No, this isn’t your grandfather’s or even your father’s college football anymore. Indeed, the game we know today won’t be the same football that’s going to be played anywhere from five to 20 years from now.
Look around at the pros, a sure-fire Hall-of-Famer like Calvin “Megatron” Johnson just retired from the Detroit Lions in what could arguably be considered his prime, give or take a season or two. Jordan Gross of my beloved Carolina Panthers hung up his cleats, no argument, in his prime and missed out on a Super Bowl season. Also, last year, San Francisco 49ers’ Chris Borland walked away from the game after what was just his rookie season. Would you care to compute how much money he left on the table?
Some say developments in equipment and training have created a sport that’s a far cry from what we saw and played decades ago. Three-hundred-pound players now are covered with ultra-light space-age technology allowing them to run faster, last longer and maintain a fuller range of motion while creating impacts that are like planets colliding.
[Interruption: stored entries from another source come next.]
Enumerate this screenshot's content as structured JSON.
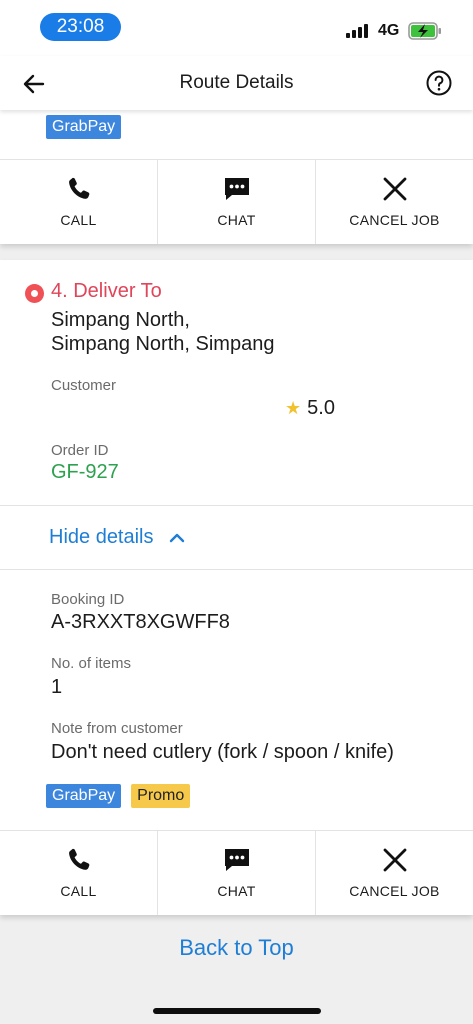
{
  "status_bar": {
    "time": "23:08",
    "network": "4G",
    "accent": "#1a7ce6"
  },
  "header": {
    "title": "Route Details",
    "back_icon": "arrow-left-icon",
    "help_icon": "question-circle-icon"
  },
  "previous_stop": {
    "payment_badge": "GrabPay",
    "actions": [
      {
        "label": "CALL",
        "icon": "phone-icon"
      },
      {
        "label": "CHAT",
        "icon": "chat-bubble-icon"
      },
      {
        "label": "CANCEL JOB",
        "icon": "close-icon"
      }
    ]
  },
  "stop": {
    "title": "4. Deliver To",
    "address_line1": "Simpang North,",
    "address_line2": "Simpang North, Simpang",
    "customer_label": "Customer",
    "rating": "5.0",
    "order_id_label": "Order ID",
    "order_id": "GF-927",
    "toggle_label": "Hide details",
    "booking_id_label": "Booking ID",
    "booking_id": "A-3RXXT8XGWFF8",
    "items_label": "No. of items",
    "items": "1",
    "note_label": "Note from customer",
    "note": "Don't need cutlery (fork / spoon / knife)",
    "badges": [
      "GrabPay",
      "Promo"
    ],
    "actions": [
      {
        "label": "CALL",
        "icon": "phone-icon"
      },
      {
        "label": "CHAT",
        "icon": "chat-bubble-icon"
      },
      {
        "label": "CANCEL JOB",
        "icon": "close-icon"
      }
    ]
  },
  "footer": {
    "back_to_top": "Back to Top"
  },
  "colors": {
    "primary_blue": "#1e7ed6",
    "destination_red": "#e0455a",
    "order_green": "#2ea14f",
    "grabpay_blue": "#3d86de",
    "promo_yellow": "#f6c94b"
  }
}
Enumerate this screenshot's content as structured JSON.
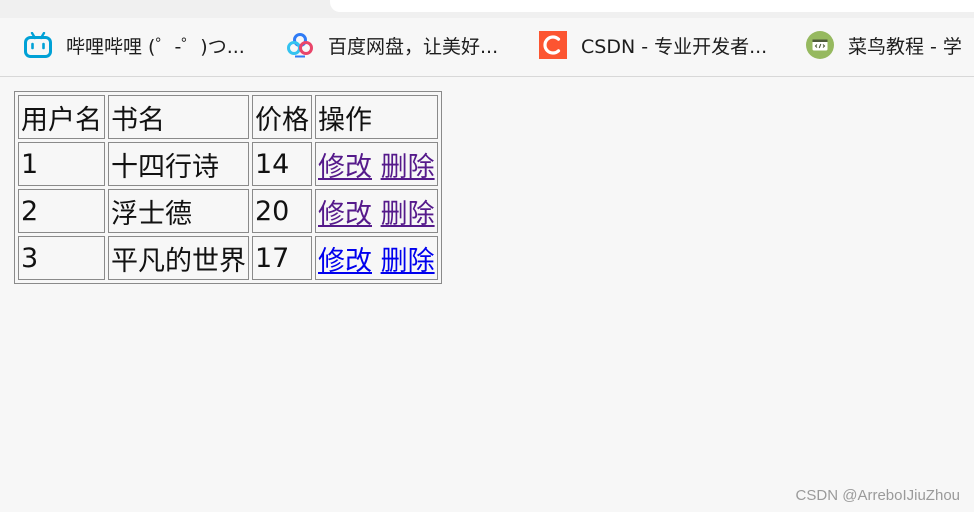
{
  "bookmarks": [
    {
      "label": "哔哩哔哩 (゜-゜)つ...",
      "icon": "bilibili-icon",
      "color": "#00a1d6"
    },
    {
      "label": "百度网盘，让美好...",
      "icon": "baidu-netdisk-icon",
      "color": "#2f7bf6"
    },
    {
      "label": "CSDN - 专业开发者...",
      "icon": "csdn-icon",
      "color": "#fc5531"
    },
    {
      "label": "菜鸟教程 - 学",
      "icon": "runoob-icon",
      "color": "#96b95f"
    }
  ],
  "table": {
    "headers": [
      "用户名",
      "书名",
      "价格",
      "操作"
    ],
    "rows": [
      {
        "user": "1",
        "book": "十四行诗",
        "price": "14",
        "edit": "修改",
        "delete": "删除"
      },
      {
        "user": "2",
        "book": "浮士德",
        "price": "20",
        "edit": "修改",
        "delete": "删除"
      },
      {
        "user": "3",
        "book": "平凡的世界",
        "price": "17",
        "edit": "修改",
        "delete": "删除"
      }
    ]
  },
  "watermark": "CSDN @ArreboIJiuZhou"
}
Do you wish you’d have had it this good Johnny Unitas, Dick Butkus or Jim Brown?
But among the things that don’t change in the game, sadly, is that the ultimate result of the hits delivered today won’t be known for years. It’s taken this long to figure out the damage done on weekends that often doesn’t manifest itself for an entire generation and, as the movie “Concussion” told us, frequently it happens too late for anything substantive to be done.
The Ivy League seems to be saying that fewer hits may mean fewer head issues later in life.
Yet, your coaches who believe biting the head off a frog at practice as a way of inspiring his young charges is probably going to care less.
They feel the only way to get used to contact is to endure contact and after a few hits that ‘rattle your cage’, or ‘ring your bell’, they will identify quitters from the hitters: Hitters will hit, quitters will quit and the rest will be somewhere in between.
Tackling in live drills can be effective, though not as efficient as hitting a dummy with the focus on proper technique of exploding out of that three-point stance. Maybe enough repetition will reduce in-game miss-hits with the head while limiting the number of those teeth-rattling collisions in practice.
You see, there’s nothing sissy about being safe.